Pope Sabinian |
|
---|---|
Papacy began | 13 September 604 |
Papacy ended | 22 February 606 |
Predecessor | Gregory I |
Successor | Boniface III |
Personal details | |
Born | Blera, Eastern Roman Empire |
Died | 22 February 606 Rome, Eastern Roman Empire |
Pope Sabinian (Latin: Sabinianus, died 22 February 606) was Pope from 13 September 604 to his death in 606. Pope during the Byzantine (Eastern Roman) domination of the Papacy, he was fourth former apocrisiarius to Constantinople elected pope.
Sabinian was born at Blera (Bieda) near Viterbo. He had been sent by Pope Gregory I as Apostolic nuncio, to Constantinople, but he apparently was not entirely satisfactory in that office. He returned to Rome in 597.
He was probably consecrated pope on 13 September 604. He incurred unpopularity by his unseasonable economies, although the Liber Pontificalis states that he distributed grain during a famine at Rome under his pontificate. The erudite Italian Augustinian Onofrio Panvinio (1529–1568), in his Epitome pontificum Romanorum (Venice, 1557), attributes to him the introduction of the custom of ringing bells at the canonical hours and the celebration of the Eucharist.
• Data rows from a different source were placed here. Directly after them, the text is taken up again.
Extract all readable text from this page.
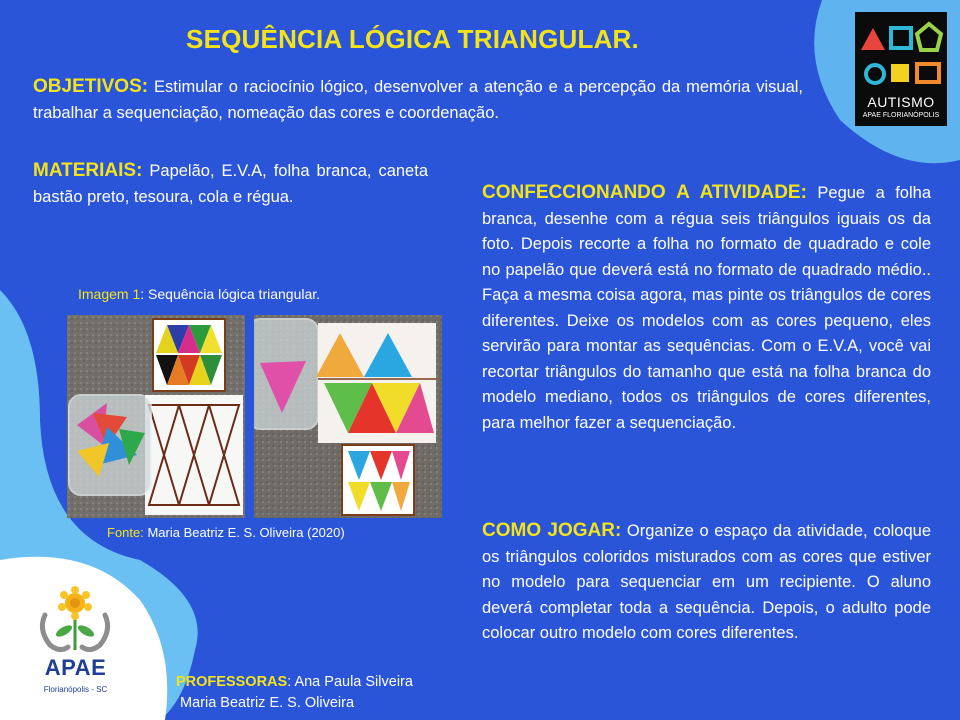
SEQUÊNCIA LÓGICA TRIANGULAR.
OBJETIVOS: Estimular o raciocínio lógico, desenvolver a atenção e a percepção da memória visual, trabalhar a sequenciação, nomeação das cores e coordenação.
MATERIAIS: Papelão, E.V.A, folha branca, caneta bastão preto, tesoura, cola e régua.	CONFECCIONANDO A ATIVIDADE: Pegue a folha branca, desenhe com a régua seis triângulos iguais os da foto. Depois recorte a folha no formato de quadrado e cole no papelão que deverá está no formato de quadrado médio.. Faça a mesma coisa agora, mas pinte os triângulos de cores diferentes. Deixe os modelos com as cores pequeno, eles servirão para montar as sequências. Com o E.V.A, você vai recortar triângulos do tamanho que está na folha branca do modelo mediano, todos os triângulos de cores diferentes, para melhor fazer a sequenciação.
COMO JOGAR: Organize o espaço da atividade, coloque os triângulos coloridos misturados com as cores que estiver no modelo para sequenciar em um recipiente. O aluno deverá completar toda a sequência. Depois, o adulto pode colocar outro modelo com cores diferentes.
Imagem 1: Sequência lógica triangular.
Fonte: Maria Beatriz E. S. Oliveira (2020)
AUTISMO
APAE FLORIANÓPOLIS
APAE
Florianópolis - SC	PROFESSORAS: Ana Paula Silveira
Maria Beatriz E. S. Oliveira
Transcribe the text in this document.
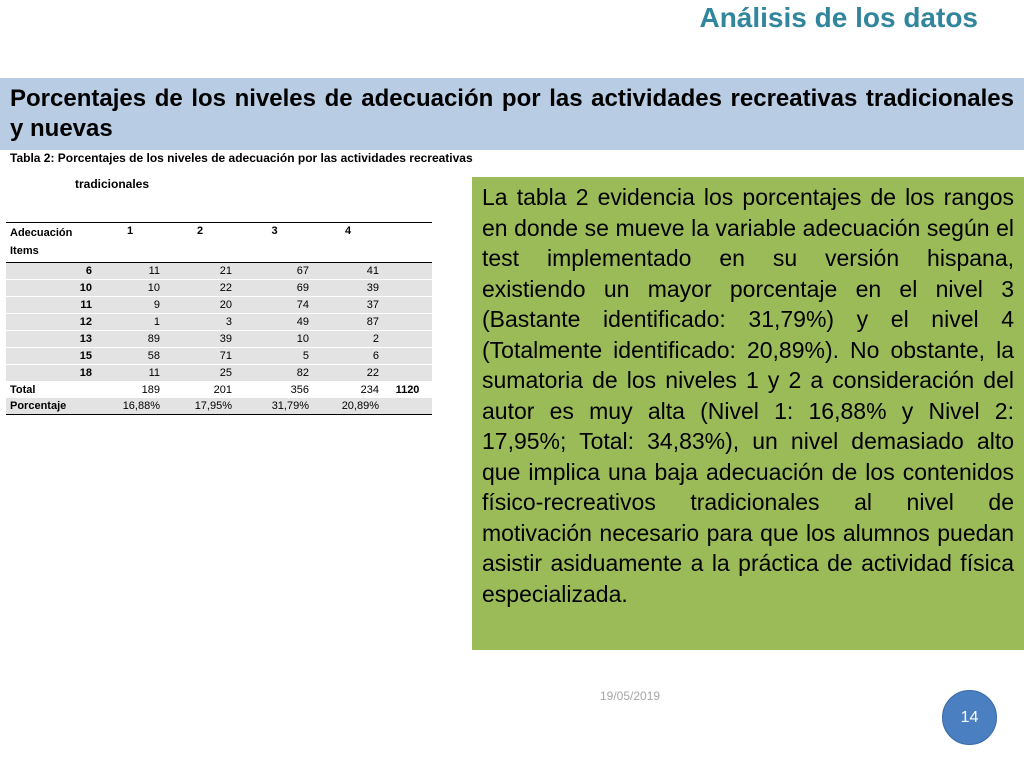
Análisis de los datos

Porcentajes de los niveles de adecuación por las actividades recreativas tradicionales y nuevas

Tabla 2: Porcentajes de los niveles de adecuación por las actividades recreativas
tradicionales
Adecuación
Items	1	2	3	4	
6	11	21	67	41	
10	10	22	69	39	
11	9	20	74	37	
12	1	3	49	87	
13	89	39	10	2	
15	58	71	5	6	
18	11	25	82	22	
Total	189	201	356	234	1120
Porcentaje	16,88%	17,95%	31,79%	20,89%	

La tabla 2 evidencia los porcentajes de los rangos en donde se mueve la variable adecuación según el test implementado en su versión hispana, existiendo un mayor porcentaje en el nivel 3 (Bastante identificado: 31,79%) y el nivel 4 (Totalmente identificado: 20,89%). No obstante, la sumatoria de los niveles 1 y 2 a consideración del autor es muy alta (Nivel 1: 16,88% y Nivel 2: 17,95%; Total: 34,83%), un nivel demasiado alto que implica una baja adecuación de los contenidos físico-recreativos tradicionales al nivel de motivación necesario para que los alumnos puedan asistir asiduamente a la práctica de actividad física especializada.

19/05/2019
14
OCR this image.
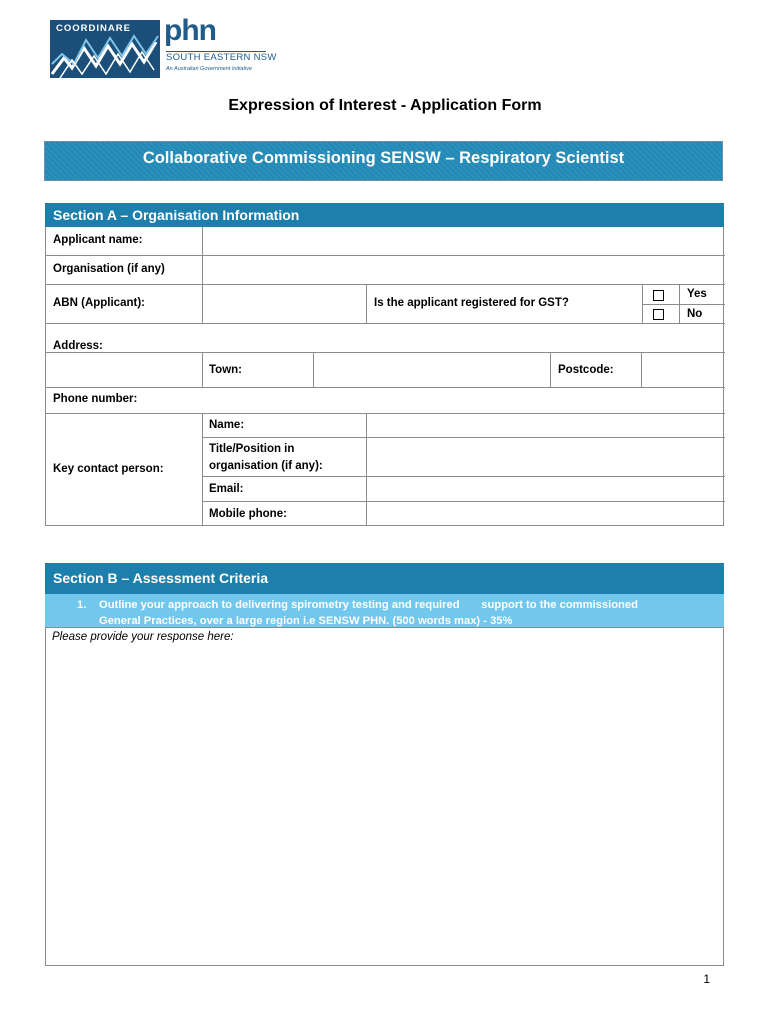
COORDINARE phn
SOUTH EASTERN NSW
An Australian Government Initiative
Expression of Interest - Application Form
Collaborative Commissioning SENSW – Respiratory Scientist
Section A – Organisation Information
Applicant name:
Organisation (if any)
ABN (Applicant):	Is the applicant registered for GST?
Yes
No
Address:
Town:	Postcode:
Phone number:
Key contact person:
Name:
Title/Position in
organisation (if any):
Email:
Mobile phone:
Section B – Assessment Criteria
1. Outline your approach to delivering spirometry testing and required       support to the commissioned
General Practices, over a large region i.e SENSW PHN. (500 words max) - 35%
Please provide your response here:
1
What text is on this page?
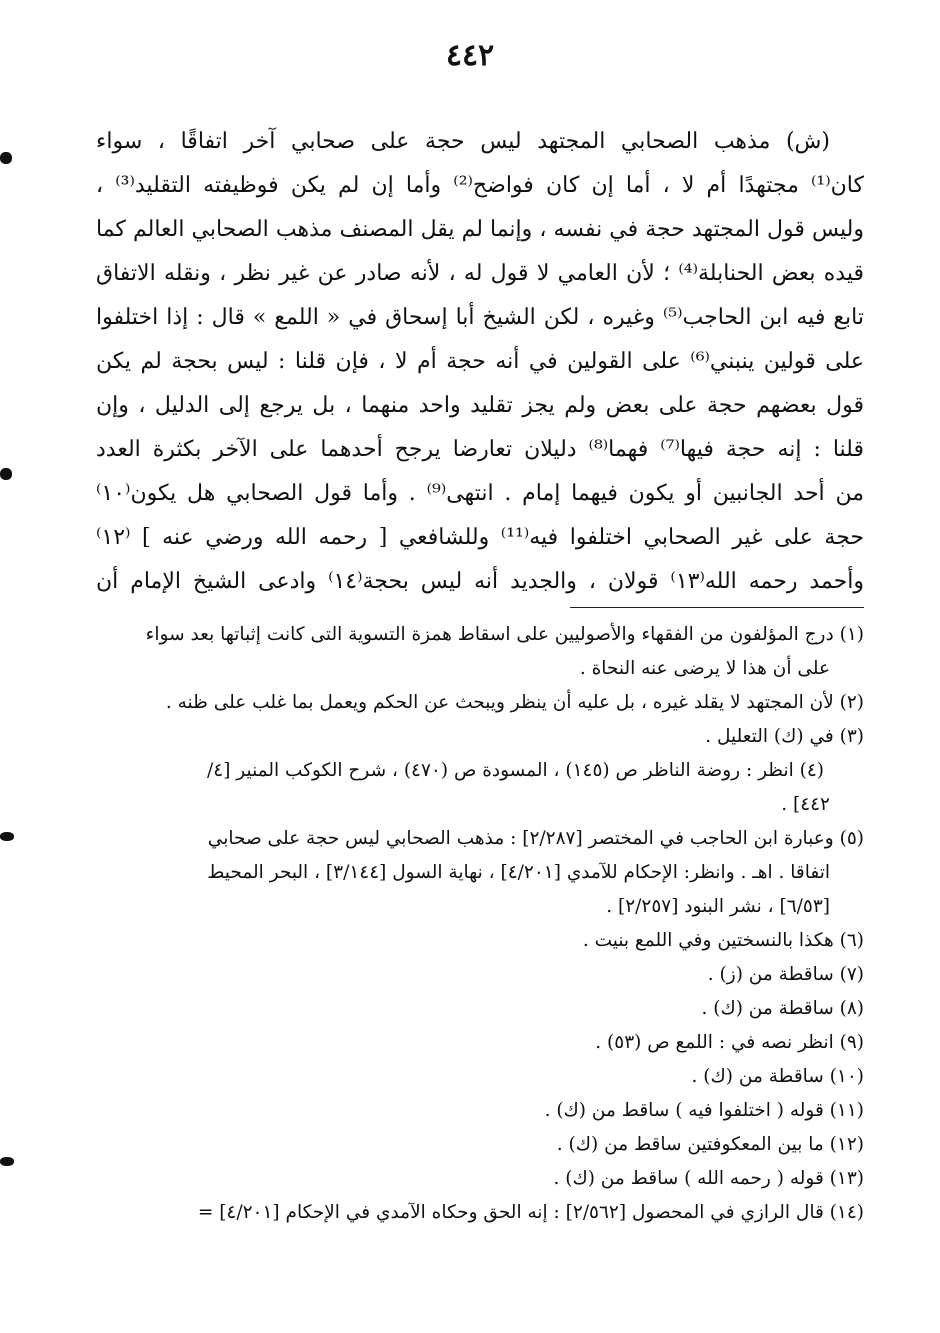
٤٤٢
(ش) مذهب الصحابي المجتهد ليس حجة على صحابي آخر اتفاقًا ، سواء
كان⁽¹⁾ مجتهدًا أم لا ، أما إن كان فواضح⁽²⁾ وأما إن لم يكن فوظيفته التقليد⁽³⁾ ،
وليس قول المجتهد حجة في نفسه ، وإنما لم يقل المصنف مذهب الصحابي العالم كما
قيده بعض الحنابلة⁽⁴⁾ ؛ لأن العامي لا قول له ، لأنه صادر عن غير نظر ، ونقله الاتفاق
تابع فيه ابن الحاجب⁽⁵⁾ وغيره ، لكن الشيخ أبا إسحاق في « اللمع » قال : إذا اختلفوا
على قولين ينبني⁽⁶⁾ على القولين في أنه حجة أم لا ، فإن قلنا : ليس بحجة لم يكن
قول بعضهم حجة على بعض ولم يجز تقليد واحد منهما ، بل يرجع إلى الدليل ، وإن
قلنا : إنه حجة فيها⁽⁷⁾ فهما⁽⁸⁾ دليلان تعارضا يرجح أحدهما على الآخر بكثرة العدد
من أحد الجانبين أو يكون فيهما إمام . انتهى⁽⁹⁾ . وأما قول الصحابي هل يكون⁽١٠⁾
حجة على غير الصحابي اختلفوا فيه⁽¹¹⁾ وللشافعي [ رحمه الله ورضي عنه ] ⁽١٢⁾
وأحمد رحمه الله⁽١٣⁾ قولان ، والجديد أنه ليس بحجة⁽١٤⁾ وادعى الشيخ الإمام أن
(١) درج المؤلفون من الفقهاء والأصوليين على اسقاط همزة التسوية التى كانت إثباتها بعد سواء
على أن هذا لا يرضى عنه النحاة .
(٢) لأن المجتهد لا يقلد غيره ، بل عليه أن ينظر ويبحث عن الحكم ويعمل بما غلب على ظنه .
(٣) في (ك) التعليل .
(٤) انظر : روضة الناظر ص (١٤٥) ، المسودة ص (٤٧٠) ، شرح الكوكب المنير [٤/
٤٤٢] .
(٥) وعبارة ابن الحاجب في المختصر [٢/٢٨٧] : مذهب الصحابي ليس حجة على صحابي
اتفاقا . اهـ . وانظر: الإحكام للآمدي [٤/٢٠١] ، نهاية السول [٣/١٤٤] ، البحر المحيط
[٦/٥٣] ، نشر البنود [٢/٢٥٧] .
(٦) هكذا بالنسختين وفي اللمع بنيت .
(٧) ساقطة من (ز) .
(٨) ساقطة من (ك) .
(٩) انظر نصه في : اللمع ص (٥٣) .
(١٠) ساقطة من (ك) .
(١١) قوله ( اختلفوا فيه ) ساقط من (ك) .
(١٢) ما بين المعكوفتين ساقط من (ك) .
(١٣) قوله ( رحمه الله ) ساقط من (ك) .
(١٤) قال الرازي في المحصول [٢/٥٦٢] : إنه الحق وحكاه الآمدي في الإحكام [٤/٢٠١] =
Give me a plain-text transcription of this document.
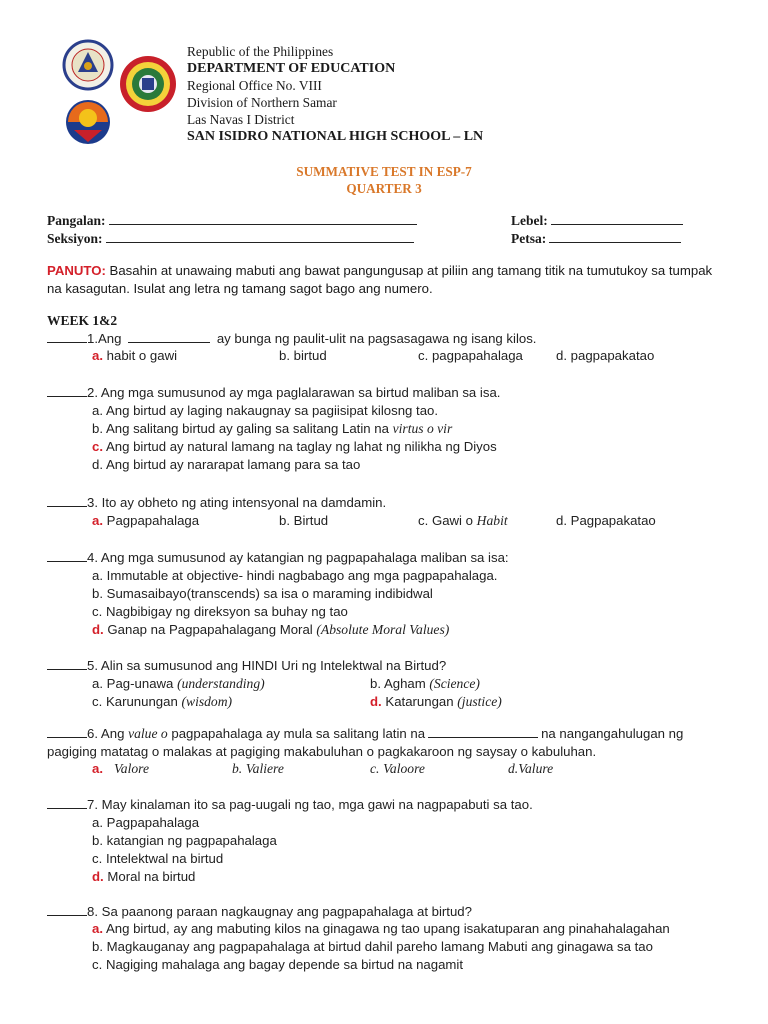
Republic of the Philippines
DEPARTMENT OF EDUCATION
Regional Office No. VIII
Division of Northern Samar
Las Navas I District
SAN ISIDRO NATIONAL HIGH SCHOOL – LN
SUMMATIVE TEST IN ESP-7
QUARTER 3
Pangalan:
Seksiyon:
Lebel:
Petsa:
PANUTO: Basahin at unawaing mabuti ang bawat pangungusap at piliin ang tamang titik na tumutukoy sa tumpak na kasagutan. Isulat ang letra ng tamang sagot bago ang numero.
WEEK 1&2
1.Ang	ay bunga ng paulit-ulit na pagsasagawa ng isang kilos.
a. habit o gawi	b. birtud	c. pagpapahalaga	d. pagpapakatao
2. Ang mga sumusunod ay mga paglalarawan sa birtud maliban sa isa.
a. Ang birtud ay laging nakaugnay sa pagiisipat kilosng tao.
b. Ang salitang birtud ay galing sa salitang Latin na virtus o vir
c. Ang birtud ay natural lamang na taglay ng lahat ng nilikha ng Diyos
d. Ang birtud ay nararapat lamang para sa tao
3. Ito ay obheto ng ating intensyonal na damdamin.
a. Pagpapahalaga	b. Birtud	c. Gawi o Habit	d. Pagpapakatao
4. Ang mga sumusunod ay katangian ng pagpapahalaga maliban sa isa:
a. Immutable at objective- hindi nagbabago ang mga pagpapahalaga.
b. Sumasaibayo(transcends) sa isa o maraming indibidwal
c. Nagbibigay ng direksyon sa buhay ng tao
d. Ganap na Pagpapahalagang Moral (Absolute Moral Values)
5. Alin sa sumusunod ang HINDI Uri ng Intelektwal na Birtud?
a. Pag-unawa (understanding)	b. Agham (Science)
c. Karunungan (wisdom)	d. Katarungan (justice)
6. Ang value o pagpapahalaga ay mula sa salitang latin na	na nangangahulugan ng
pagiging matatag o malakas at pagiging makabuluhan o pagkakaroon ng saysay o kabuluhan.
a. Valore	b. Valiere	c. Valoore	d.Valure
7. May kinalaman ito sa pag-uugali ng tao, mga gawi na nagpapabuti sa tao.
a. Pagpapahalaga
b. katangian ng pagpapahalaga
c. Intelektwal na birtud
d. Moral na birtud
8. Sa paanong paraan nagkaugnay ang pagpapahalaga at birtud?
a. Ang birtud, ay ang mabuting kilos na ginagawa ng tao upang isakatuparan ang pinahahalagahan
b. Magkauganay ang pagpapahalaga at birtud dahil pareho lamang Mabuti ang ginagawa sa tao
c. Nagiging mahalaga ang bagay depende sa birtud na nagamit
The first attribution of this was in Guillaume Durand's thirteenth-century Rationale Divinorum Officiorum.
During his reign, Sabinian was seen as a counterfoil to his predecessor Pope Gregory I. Whereas Gregory distributed grain to the Roman populace as invasion loomed, Sabinian sold it for high prices (though this may be a later interpolation by Gregory's biographers). The Liber Pontificalis praises him for "filling the church with clergy," in contrast to Gregory, who rose rapidly from simple monk to bishop of Rome.